Nos últimos quatro anos, o número de pessoas que anualmente saem de Portugal para outro país cresceu mais de 50%. Só em 2013 emigraram pelo menos 110 mil portugueses
“Desde 2008, entrou em declínio brusco e acentuado aquele que era, antes da crise, o maior fluxo emigratório português, que então se dirigia para Espanha”, afirma.
“Hoje, não só os números da emigração são superiores aos observados antes da crise como a grande emigração de trabalho desqualificado para Espanha foi substituída pela emigração para o Reino Unido, muito mais qualificada do que a que se dirige para os outros países de destino mais importantes (Suíça, França, Alemanha e Luxemburgo).”
Outro dos dados que podem ser analisados para interpretar a evolução dos portugueses a viver fora do país são as remessas, que aumentaram 24% nos últimos anos. “Neste quadro surpreende que o crescimento das remessas, embora significativo, não tenha acompanhado o crescimento desta nova emigração. Sinal de que o retorno é já hoje um projeto nebuloso para a maioria?”, questiona Rui Pena Pires.
Se o número de portugueses a sair do país aumentou, tendência contrária teve o número de estrangeiros a vir viver para Portugal. Como sublinha Rui Pena Pires, há mais estrangeiros a regressar aos seus países de origem do que a fixarem-se de novo em Portugal. “Ou seja, no plano demográfico a dinâmica migratória é claramente recessiva, num país que é já hoje, em termos relativos, o de maior emigração e um dos de menor imigração e natalidade entre todos os da União Europeia. Mais envelhecidos do que nos anos 60 do século passado, somos hoje mais vulneráveis aos efeitos desta grande vaga de emigração, até porque não se vislumbra no horizonte qualquer movimento de regresso maciço como o retorno de África que, na segunda metade dos anos 70, ajudou a compensar parcial e transitoriamente os efeitos recessivos da emigração da década anterior.”
Se o número de portugueses a sair do país aumentou, tendência contrária teve o número de estrangeiros a vir viver para Portugal
Também o Banco de Portugal, num relatório de análise à economia portuguesa, publicado em 2014, sublinha que o fluxo de emigração “tem um impacto importante” na evolução da população ativa. “Nos últimos anos, os saldos migratórios na economia portuguesa registaram uma reversão, com a saída de imigrantes e a emigração de nacionais.
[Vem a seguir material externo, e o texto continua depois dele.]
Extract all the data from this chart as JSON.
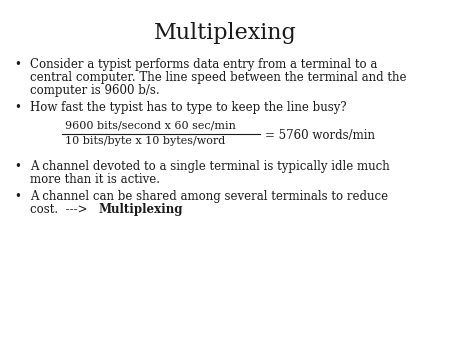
{
  "title": "Multiplexing",
  "background_color": "#ffffff",
  "title_fontsize": 16,
  "body_fontsize": 8.5,
  "bullet1_line1": "Consider a typist performs data entry from a terminal to a",
  "bullet1_line2": "central computer. The line speed between the terminal and the",
  "bullet1_line3": "computer is 9600 b/s.",
  "bullet2": "How fast the typist has to type to keep the line busy?",
  "fraction_numerator": "9600 bits/second x 60 sec/min",
  "fraction_denominator": "10 bits/byte x 10 bytes/word",
  "fraction_result": "= 5760 words/min",
  "bullet3_line1": "A channel devoted to a single terminal is typically idle much",
  "bullet3_line2": "more than it is active.",
  "bullet4_line1": "A channel can be shared among several terminals to reduce",
  "bullet4_line2_normal": "cost.  --->  ",
  "bullet4_line2_bold": "Multiplexing",
  "text_color": "#1a1a1a"
}
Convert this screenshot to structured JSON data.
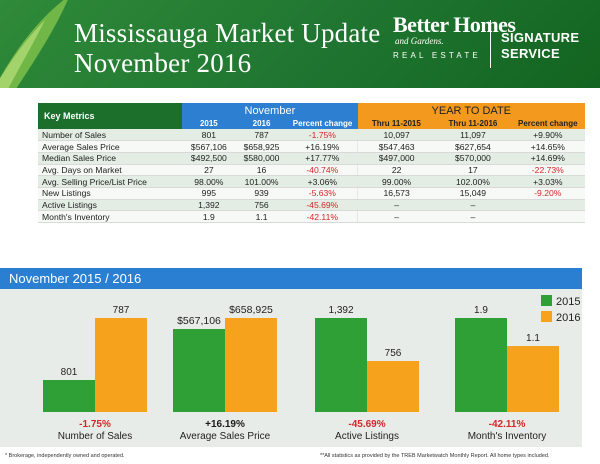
{
  "header": {
    "title_line1": "Mississauga Market Update",
    "title_line2": "November 2016",
    "brand_line1": "Better Homes",
    "brand_line2": "and Gardens.",
    "brand_sub": "REAL ESTATE",
    "service_line1": "SIGNATURE",
    "service_line2": "SERVICE"
  },
  "table": {
    "key_metrics_label": "Key Metrics",
    "november_label": "November",
    "ytd_label": "YEAR TO DATE",
    "sub_headers": [
      "2015",
      "2016",
      "Percent change",
      "Thru 11-2015",
      "Thru 11-2016",
      "Percent change"
    ],
    "rows": [
      {
        "label": "Number of Sales",
        "nov2015": "801",
        "nov2016": "787",
        "nov_pct": "-1.75%",
        "ytd2015": "10,097",
        "ytd2016": "11,097",
        "ytd_pct": "+9.90%"
      },
      {
        "label": "Average Sales Price",
        "nov2015": "$567,106",
        "nov2016": "$658,925",
        "nov_pct": "+16.19%",
        "ytd2015": "$547,463",
        "ytd2016": "$627,654",
        "ytd_pct": "+14.65%"
      },
      {
        "label": "Median Sales Price",
        "nov2015": "$492,500",
        "nov2016": "$580,000",
        "nov_pct": "+17.77%",
        "ytd2015": "$497,000",
        "ytd2016": "$570,000",
        "ytd_pct": "+14.69%"
      },
      {
        "label": "Avg. Days on Market",
        "nov2015": "27",
        "nov2016": "16",
        "nov_pct": "-40.74%",
        "ytd2015": "22",
        "ytd2016": "17",
        "ytd_pct": "-22.73%"
      },
      {
        "label": "Avg. Selling Price/List Price",
        "nov2015": "98.00%",
        "nov2016": "101.00%",
        "nov_pct": "+3.06%",
        "ytd2015": "99.00%",
        "ytd2016": "102.00%",
        "ytd_pct": "+3.03%"
      },
      {
        "label": "New Listings",
        "nov2015": "995",
        "nov2016": "939",
        "nov_pct": "-5.63%",
        "ytd2015": "16,573",
        "ytd2016": "15,049",
        "ytd_pct": "-9.20%"
      },
      {
        "label": "Active Listings",
        "nov2015": "1,392",
        "nov2016": "756",
        "nov_pct": "-45.69%",
        "ytd2015": "–",
        "ytd2016": "–",
        "ytd_pct": ""
      },
      {
        "label": "Month's Inventory",
        "nov2015": "1.9",
        "nov2016": "1.1",
        "nov_pct": "-42.11%",
        "ytd2015": "–",
        "ytd2016": "–",
        "ytd_pct": ""
      }
    ]
  },
  "chart_section_title": "November 2015 / 2016",
  "colors": {
    "green": "#2fa036",
    "orange": "#f7a21c",
    "negative": "#d6262a",
    "positive": "#1a1a1a"
  },
  "chart_data": {
    "type": "bar",
    "series": [
      {
        "name": "2015"
      },
      {
        "name": "2016"
      }
    ],
    "groups": [
      {
        "category": "Number of Sales",
        "values": [
          801,
          787
        ],
        "labels": [
          "801",
          "787"
        ],
        "change": "-1.75%"
      },
      {
        "category": "Average Sales Price",
        "values": [
          567106,
          658925
        ],
        "labels": [
          "$567,106",
          "$658,925"
        ],
        "change": "+16.19%"
      },
      {
        "category": "Active Listings",
        "values": [
          1392,
          756
        ],
        "labels": [
          "1,392",
          "756"
        ],
        "change": "-45.69%"
      },
      {
        "category": "Month's Inventory",
        "values": [
          1.9,
          1.1
        ],
        "labels": [
          "1.9",
          "1.1"
        ],
        "change": "-42.11%"
      }
    ]
  },
  "footer": {
    "left": "* Brokerage, independently owned and operated.",
    "right": "**All statistics as provided by the TREB Marketwatch Monthly Report. All home types included."
  }
}
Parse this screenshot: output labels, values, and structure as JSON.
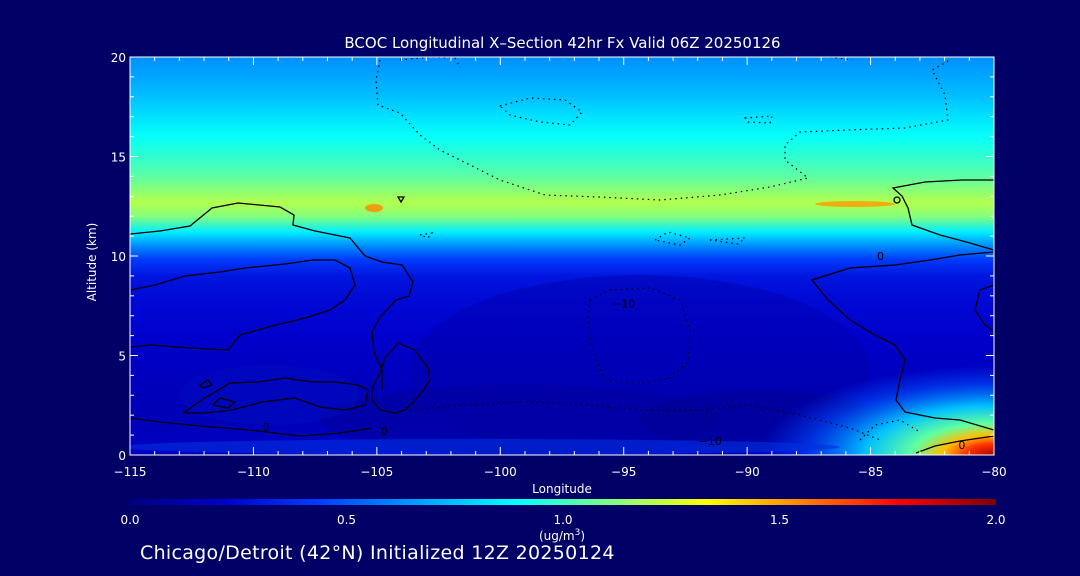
{
  "title": "BCOC Longitudinal X–Section 42hr  Fx Valid 06Z 20250126",
  "footer": "Chicago/Detroit (42°N) Initialized 12Z 20250124",
  "chart_data": {
    "type": "heatmap",
    "title": "BCOC Longitudinal X–Section 42hr  Fx Valid 06Z 20250126",
    "xlabel": "Longitude",
    "ylabel": "Altitude (km)",
    "xlim": [
      -115,
      -80
    ],
    "ylim": [
      0,
      20
    ],
    "x_ticks": [
      -115,
      -110,
      -105,
      -100,
      -95,
      -90,
      -85,
      -80
    ],
    "y_ticks": [
      0,
      5,
      10,
      15,
      20
    ],
    "colorbar": {
      "unit_prefix": "(ug/m",
      "unit_exp": "3",
      "unit_suffix": ")",
      "min": 0.0,
      "max": 2.0,
      "ticks": [
        "0.0",
        "0.5",
        "1.0",
        "1.5",
        "2.0"
      ],
      "colors": [
        "#000080",
        "#0000cd",
        "#0040ff",
        "#00a0ff",
        "#00ffff",
        "#80ff80",
        "#ffff00",
        "#ff8000",
        "#ff0000",
        "#800000"
      ]
    },
    "altitude_profile": [
      {
        "km": 0.0,
        "value": 0.2
      },
      {
        "km": 1.0,
        "value": 0.18
      },
      {
        "km": 1.5,
        "value": 0.17
      },
      {
        "km": 2.5,
        "value": 0.16
      },
      {
        "km": 4.0,
        "value": 0.18
      },
      {
        "km": 6.0,
        "value": 0.22
      },
      {
        "km": 8.0,
        "value": 0.26
      },
      {
        "km": 9.0,
        "value": 0.3
      },
      {
        "km": 9.8,
        "value": 0.42
      },
      {
        "km": 10.5,
        "value": 0.62
      },
      {
        "km": 11.2,
        "value": 0.85
      },
      {
        "km": 12.0,
        "value": 1.12
      },
      {
        "km": 12.7,
        "value": 1.2
      },
      {
        "km": 13.3,
        "value": 1.13
      },
      {
        "km": 14.0,
        "value": 1.05
      },
      {
        "km": 15.0,
        "value": 0.97
      },
      {
        "km": 16.0,
        "value": 0.9
      },
      {
        "km": 17.0,
        "value": 0.82
      },
      {
        "km": 18.0,
        "value": 0.74
      },
      {
        "km": 19.0,
        "value": 0.68
      },
      {
        "km": 20.0,
        "value": 0.63
      }
    ],
    "contour_labels": [
      {
        "text": "0",
        "x": -84.6,
        "y": 9.8
      },
      {
        "text": "0",
        "x": -81.3,
        "y": 0.3
      },
      {
        "text": "0",
        "x": -109.5,
        "y": 1.2
      },
      {
        "text": "0",
        "x": -104.7,
        "y": 1.0
      },
      {
        "text": "−10",
        "x": -95.0,
        "y": 7.4
      },
      {
        "text": "−10",
        "x": -91.5,
        "y": 0.5
      }
    ]
  }
}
Em 2013 a população ativa sofreu uma redução muito significativa, observando-se uma queda de 1,9%, após quedas de 0,2% e 0,9% em 2011 e 2012, respetivamente, ou seja, acentuou-se a tendência negativa observada nos últimos anos, que já é muito significativa em termos históricos.”
Ao acumular os efeitos das duas realidades – a emigração a subir e a imigração a descer – qual o resultado? “A crise e estagnação da economia portuguesa e, em particular, a destruição de emprego que lhe está associada”, defende o diretor do OEm. “Sem ritmos de crescimento da economia e do emprego superiores aos da média da União Europeia, não só é improvável que esta situação seja significativamente alterada como é plausível que o retorno em números significativos dos emigrantes de hoje se transforme progressivamente numa miragem”. A solução passa por tentar inverter uma das tendências. “Uma futura retoma da economia portuguesa terá por isso que incorporar políticas públicas de promoção da imigração com objetivos demográficos ambiciosos, muito para além da simples atração dos mais qualificados ou empreendedores.
FOTO JOÃO CARLOS SANTOS
Pobreza recuou para níveis do início do século
A evolução dos números da pobreza e da distribuição dos rendimentos foi retratando ao longo dos últimos quatro anos a forma como mudaram as condições de vida das famílias e do país. Na opinião de Carlos Farinha Rodrigues, professor do ISEG e membro da direção do Institute of Public Policy Thomas Jefferson-Correia da Serra, os dados sobre a pobreza, distribuição de rendimentos, desigualdades e prestações sociais “expressam de forma muito clara as principais consequências sociais das políticas desenvolvidas na presente legislatura: a quebra dos rendimentos das famílias, o refluxo das políticas sociais e em particular daquelas dirigidas aos sectores mais vulneráveis da população, o agravamento da pobreza e das desigualdades”.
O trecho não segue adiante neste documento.